Had the CBER been cancelled it is very likely that other jurisdictions, notably in the US and China, may well have reconsidered their regulatory regimes, but the renewal in Europe led to a maintaining of the status quo.
The extension of the CBER also meant that, until 25 April 2024, the lines operating in the European trades had the right to manage capacity within the liner alliances of which they were members.
Three alliances dominate these trades which include all the major global carriers, Maersk and MSC in the 2M alliance; THE Alliance which is composed of Ocean Network Express (itself a combination of the Japanese container shipping lines NYK Line, MOL and K Line) with Hapag Lloyd, Yang Ming and HMM; and Ocean Alliance whose members include COSCO and its subsidiary OOCL, CMA CGM and Evergreen. Together these alliances account for the vast majority of the deployed tonnage on the Pacific and Asia/Europe trades.

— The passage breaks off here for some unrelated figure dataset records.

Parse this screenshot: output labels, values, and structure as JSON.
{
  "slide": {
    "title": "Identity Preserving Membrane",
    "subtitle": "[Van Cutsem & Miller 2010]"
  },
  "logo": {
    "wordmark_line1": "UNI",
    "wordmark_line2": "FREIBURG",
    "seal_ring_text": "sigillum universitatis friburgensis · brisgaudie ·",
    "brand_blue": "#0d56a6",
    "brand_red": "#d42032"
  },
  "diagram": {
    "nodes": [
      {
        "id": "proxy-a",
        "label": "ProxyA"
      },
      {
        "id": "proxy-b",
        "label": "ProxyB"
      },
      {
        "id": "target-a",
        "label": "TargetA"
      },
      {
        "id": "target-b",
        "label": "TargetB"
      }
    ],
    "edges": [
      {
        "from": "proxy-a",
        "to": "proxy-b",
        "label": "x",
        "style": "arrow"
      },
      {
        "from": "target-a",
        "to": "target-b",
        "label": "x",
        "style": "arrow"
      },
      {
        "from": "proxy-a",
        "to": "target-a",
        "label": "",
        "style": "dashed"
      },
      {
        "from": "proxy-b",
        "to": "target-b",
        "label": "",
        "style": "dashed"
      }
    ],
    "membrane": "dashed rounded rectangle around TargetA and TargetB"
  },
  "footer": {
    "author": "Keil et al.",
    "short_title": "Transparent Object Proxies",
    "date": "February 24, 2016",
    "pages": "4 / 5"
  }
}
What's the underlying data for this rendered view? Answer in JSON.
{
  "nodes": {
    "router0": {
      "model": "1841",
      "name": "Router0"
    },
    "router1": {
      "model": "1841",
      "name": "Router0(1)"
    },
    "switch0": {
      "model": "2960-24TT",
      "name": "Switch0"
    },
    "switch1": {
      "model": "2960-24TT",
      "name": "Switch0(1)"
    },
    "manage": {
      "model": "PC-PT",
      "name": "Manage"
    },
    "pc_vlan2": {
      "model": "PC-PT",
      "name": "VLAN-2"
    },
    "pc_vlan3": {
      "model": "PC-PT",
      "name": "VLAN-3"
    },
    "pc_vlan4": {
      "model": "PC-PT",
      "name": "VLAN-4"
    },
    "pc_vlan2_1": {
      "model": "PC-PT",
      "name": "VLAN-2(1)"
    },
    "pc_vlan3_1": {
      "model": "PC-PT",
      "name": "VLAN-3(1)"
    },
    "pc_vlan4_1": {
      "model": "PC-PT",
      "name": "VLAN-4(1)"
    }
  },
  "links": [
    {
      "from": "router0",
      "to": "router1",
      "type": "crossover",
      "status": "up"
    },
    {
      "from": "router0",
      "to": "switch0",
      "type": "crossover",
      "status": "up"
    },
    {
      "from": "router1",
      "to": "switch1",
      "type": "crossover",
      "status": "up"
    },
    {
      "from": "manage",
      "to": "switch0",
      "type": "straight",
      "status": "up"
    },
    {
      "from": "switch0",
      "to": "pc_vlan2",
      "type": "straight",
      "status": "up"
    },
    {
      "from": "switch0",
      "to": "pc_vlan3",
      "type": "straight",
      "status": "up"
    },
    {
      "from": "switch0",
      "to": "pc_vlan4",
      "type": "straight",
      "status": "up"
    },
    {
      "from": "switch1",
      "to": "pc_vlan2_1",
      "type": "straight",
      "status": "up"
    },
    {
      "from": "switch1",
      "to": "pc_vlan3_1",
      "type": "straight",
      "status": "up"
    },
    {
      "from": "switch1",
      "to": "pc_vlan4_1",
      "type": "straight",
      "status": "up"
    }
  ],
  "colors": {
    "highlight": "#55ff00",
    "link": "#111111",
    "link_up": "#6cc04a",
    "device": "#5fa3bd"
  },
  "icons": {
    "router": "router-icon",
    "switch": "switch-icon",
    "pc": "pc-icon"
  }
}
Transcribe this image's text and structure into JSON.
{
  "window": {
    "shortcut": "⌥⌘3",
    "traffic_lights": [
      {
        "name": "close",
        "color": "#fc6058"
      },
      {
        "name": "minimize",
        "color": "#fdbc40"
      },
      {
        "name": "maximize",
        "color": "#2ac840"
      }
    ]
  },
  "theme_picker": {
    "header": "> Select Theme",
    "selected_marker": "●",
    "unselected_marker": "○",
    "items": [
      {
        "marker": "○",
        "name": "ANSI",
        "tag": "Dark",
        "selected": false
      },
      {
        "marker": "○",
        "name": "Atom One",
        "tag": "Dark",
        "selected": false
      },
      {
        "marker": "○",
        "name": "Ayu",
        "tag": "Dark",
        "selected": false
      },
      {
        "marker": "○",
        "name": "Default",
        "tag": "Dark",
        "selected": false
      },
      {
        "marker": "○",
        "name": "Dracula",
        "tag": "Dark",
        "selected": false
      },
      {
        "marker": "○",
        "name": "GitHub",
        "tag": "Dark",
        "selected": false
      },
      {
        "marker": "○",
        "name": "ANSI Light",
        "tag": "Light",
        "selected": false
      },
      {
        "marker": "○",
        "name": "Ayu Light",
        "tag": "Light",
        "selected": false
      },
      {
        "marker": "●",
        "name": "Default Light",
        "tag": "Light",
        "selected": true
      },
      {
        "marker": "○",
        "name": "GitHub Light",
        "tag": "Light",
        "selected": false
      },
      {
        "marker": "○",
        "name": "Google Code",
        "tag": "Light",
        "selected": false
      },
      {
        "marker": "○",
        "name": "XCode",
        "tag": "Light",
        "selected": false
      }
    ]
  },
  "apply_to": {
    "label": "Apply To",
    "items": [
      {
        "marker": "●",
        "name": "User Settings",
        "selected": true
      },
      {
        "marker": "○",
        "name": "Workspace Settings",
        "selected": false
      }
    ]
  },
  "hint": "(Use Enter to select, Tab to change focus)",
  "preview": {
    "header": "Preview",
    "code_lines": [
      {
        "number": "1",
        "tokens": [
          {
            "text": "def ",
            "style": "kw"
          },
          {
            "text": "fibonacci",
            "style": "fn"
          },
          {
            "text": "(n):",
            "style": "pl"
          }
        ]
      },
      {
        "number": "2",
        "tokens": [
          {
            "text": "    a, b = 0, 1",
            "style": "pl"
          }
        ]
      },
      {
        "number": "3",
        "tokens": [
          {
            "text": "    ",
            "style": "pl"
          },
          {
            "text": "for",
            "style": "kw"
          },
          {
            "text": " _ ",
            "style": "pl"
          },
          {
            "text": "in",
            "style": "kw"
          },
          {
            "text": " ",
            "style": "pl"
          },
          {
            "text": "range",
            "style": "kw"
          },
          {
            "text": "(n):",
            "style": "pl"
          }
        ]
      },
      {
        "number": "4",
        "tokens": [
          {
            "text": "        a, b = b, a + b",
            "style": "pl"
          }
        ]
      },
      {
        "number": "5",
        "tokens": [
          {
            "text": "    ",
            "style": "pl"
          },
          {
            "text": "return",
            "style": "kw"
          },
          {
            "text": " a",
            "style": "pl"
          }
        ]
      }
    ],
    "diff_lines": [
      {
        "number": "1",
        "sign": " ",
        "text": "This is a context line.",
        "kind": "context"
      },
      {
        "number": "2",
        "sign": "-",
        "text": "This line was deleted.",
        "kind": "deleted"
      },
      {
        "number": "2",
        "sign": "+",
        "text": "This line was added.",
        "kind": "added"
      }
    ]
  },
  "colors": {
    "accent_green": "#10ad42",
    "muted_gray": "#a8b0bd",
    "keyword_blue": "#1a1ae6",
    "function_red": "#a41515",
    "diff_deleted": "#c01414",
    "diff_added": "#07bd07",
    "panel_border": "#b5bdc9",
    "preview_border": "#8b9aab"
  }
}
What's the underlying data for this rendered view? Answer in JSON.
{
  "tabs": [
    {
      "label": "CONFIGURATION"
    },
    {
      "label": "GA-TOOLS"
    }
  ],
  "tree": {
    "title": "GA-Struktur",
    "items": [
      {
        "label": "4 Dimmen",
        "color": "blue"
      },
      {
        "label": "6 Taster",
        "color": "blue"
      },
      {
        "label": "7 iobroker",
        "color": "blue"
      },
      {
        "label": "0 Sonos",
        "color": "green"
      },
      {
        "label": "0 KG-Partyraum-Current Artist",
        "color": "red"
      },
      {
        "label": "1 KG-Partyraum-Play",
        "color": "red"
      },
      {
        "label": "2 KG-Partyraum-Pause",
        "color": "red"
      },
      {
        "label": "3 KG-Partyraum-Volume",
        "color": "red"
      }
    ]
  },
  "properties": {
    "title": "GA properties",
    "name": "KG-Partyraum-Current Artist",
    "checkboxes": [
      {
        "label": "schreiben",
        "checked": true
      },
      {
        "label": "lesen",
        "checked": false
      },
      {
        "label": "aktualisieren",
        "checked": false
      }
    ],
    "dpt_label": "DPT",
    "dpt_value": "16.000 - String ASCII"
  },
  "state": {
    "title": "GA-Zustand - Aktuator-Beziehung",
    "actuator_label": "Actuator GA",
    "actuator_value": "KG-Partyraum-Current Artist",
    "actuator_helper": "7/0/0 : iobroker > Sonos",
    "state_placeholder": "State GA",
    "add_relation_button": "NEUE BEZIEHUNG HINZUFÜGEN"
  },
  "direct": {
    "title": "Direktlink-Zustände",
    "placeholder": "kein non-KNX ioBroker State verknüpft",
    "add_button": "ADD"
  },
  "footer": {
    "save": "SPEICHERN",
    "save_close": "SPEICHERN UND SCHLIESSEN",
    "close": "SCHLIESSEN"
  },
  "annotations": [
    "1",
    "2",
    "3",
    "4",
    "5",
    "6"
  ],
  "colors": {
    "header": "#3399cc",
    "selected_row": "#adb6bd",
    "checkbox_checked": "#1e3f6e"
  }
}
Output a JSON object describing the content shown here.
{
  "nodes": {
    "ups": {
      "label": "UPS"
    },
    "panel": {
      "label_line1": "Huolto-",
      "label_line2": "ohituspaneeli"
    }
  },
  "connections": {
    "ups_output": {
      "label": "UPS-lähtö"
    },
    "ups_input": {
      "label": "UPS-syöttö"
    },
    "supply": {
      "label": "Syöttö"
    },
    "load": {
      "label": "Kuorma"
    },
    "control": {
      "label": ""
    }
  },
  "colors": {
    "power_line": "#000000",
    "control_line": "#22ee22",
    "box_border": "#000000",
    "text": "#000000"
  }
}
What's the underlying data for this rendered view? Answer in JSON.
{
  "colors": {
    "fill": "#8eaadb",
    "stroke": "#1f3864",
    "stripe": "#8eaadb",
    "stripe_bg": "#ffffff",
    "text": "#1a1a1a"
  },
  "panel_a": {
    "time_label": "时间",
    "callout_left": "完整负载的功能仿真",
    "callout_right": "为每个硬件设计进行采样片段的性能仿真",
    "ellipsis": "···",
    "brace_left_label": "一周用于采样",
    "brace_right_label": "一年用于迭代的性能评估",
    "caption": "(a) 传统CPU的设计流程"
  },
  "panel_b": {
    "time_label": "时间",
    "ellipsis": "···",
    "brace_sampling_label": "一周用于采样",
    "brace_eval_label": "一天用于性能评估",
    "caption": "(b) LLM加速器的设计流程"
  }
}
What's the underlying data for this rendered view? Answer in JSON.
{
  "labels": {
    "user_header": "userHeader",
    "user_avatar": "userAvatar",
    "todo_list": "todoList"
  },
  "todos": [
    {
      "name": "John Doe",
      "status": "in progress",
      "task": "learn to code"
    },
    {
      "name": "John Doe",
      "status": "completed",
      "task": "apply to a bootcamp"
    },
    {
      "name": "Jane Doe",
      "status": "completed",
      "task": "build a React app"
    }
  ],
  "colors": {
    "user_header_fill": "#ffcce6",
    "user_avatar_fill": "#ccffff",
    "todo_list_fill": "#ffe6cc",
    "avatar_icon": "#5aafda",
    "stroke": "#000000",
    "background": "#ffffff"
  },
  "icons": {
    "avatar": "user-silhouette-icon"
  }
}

With the alliance’s block exemption in place the carriers, by legal definition, were not a cartel, but it has allowed the shipping lines to operate like a cartel. They have managed capacity, initially due to the steep decline in demand, but the carriers through a number of mechanisms have bolstered their income adding surcharges to contracted rates, while also making certain that spot rates climbed to phenomenal levels on the Pacific.
In the Asia/Europe trades the spot rates have increased, but not as fast as the cost of transporting cargo to the US from Asia. The comparative success of the lines in the US trades compared to Europe could be explained by the behaviour of consumers in the regions.
One analyst said that Europeans have a propensity to save, particularly in times when an economic downturn has, or is about to, develop. And the Europeans are facing substantial unemployment levels and a significant contraction in their economies.
In the US there has been a similar economic contraction, but the response has been very different. According to the analyst the so-called driving season never materialised, foreign holidays have not been available and widespread lockdowns have meant that many Americans have money in their pockets. But, “Americans do not save like the Europeans they want to spend their money,” said the analyst and that could account for the high levels of demand for furniture, electronics and exercise equipment, amongst other goods, currently being sold in the US.
Marry that US demand with a capacity management programme, albeit a programme that was largely opportunistic, and the result is record rates.
The analyst source believes that shippers must take the rough with the smooth in this instance, “they have had very low rates for many years,” he said, but the very high rate levels are now coming under increasing regulatory scrutiny, in Asia, Europe and the US.
That could be because the regulators may have recognised the shifting of the balance of power, the slanting of the uneven playing field, in the lines’ favour, with the shippers having little choice but to pay all the surcharges and contracted rates or spot rates in the hope that they can get their cargo on board a vessel.
Developing a fair regulatory system is a tricky business. But somehow the regulatory regime must be tilted back to a more even keel. Not that the carriers should not make a profit, but more so that their customers can return to some certainty about costs and the service that they can expect from the lines.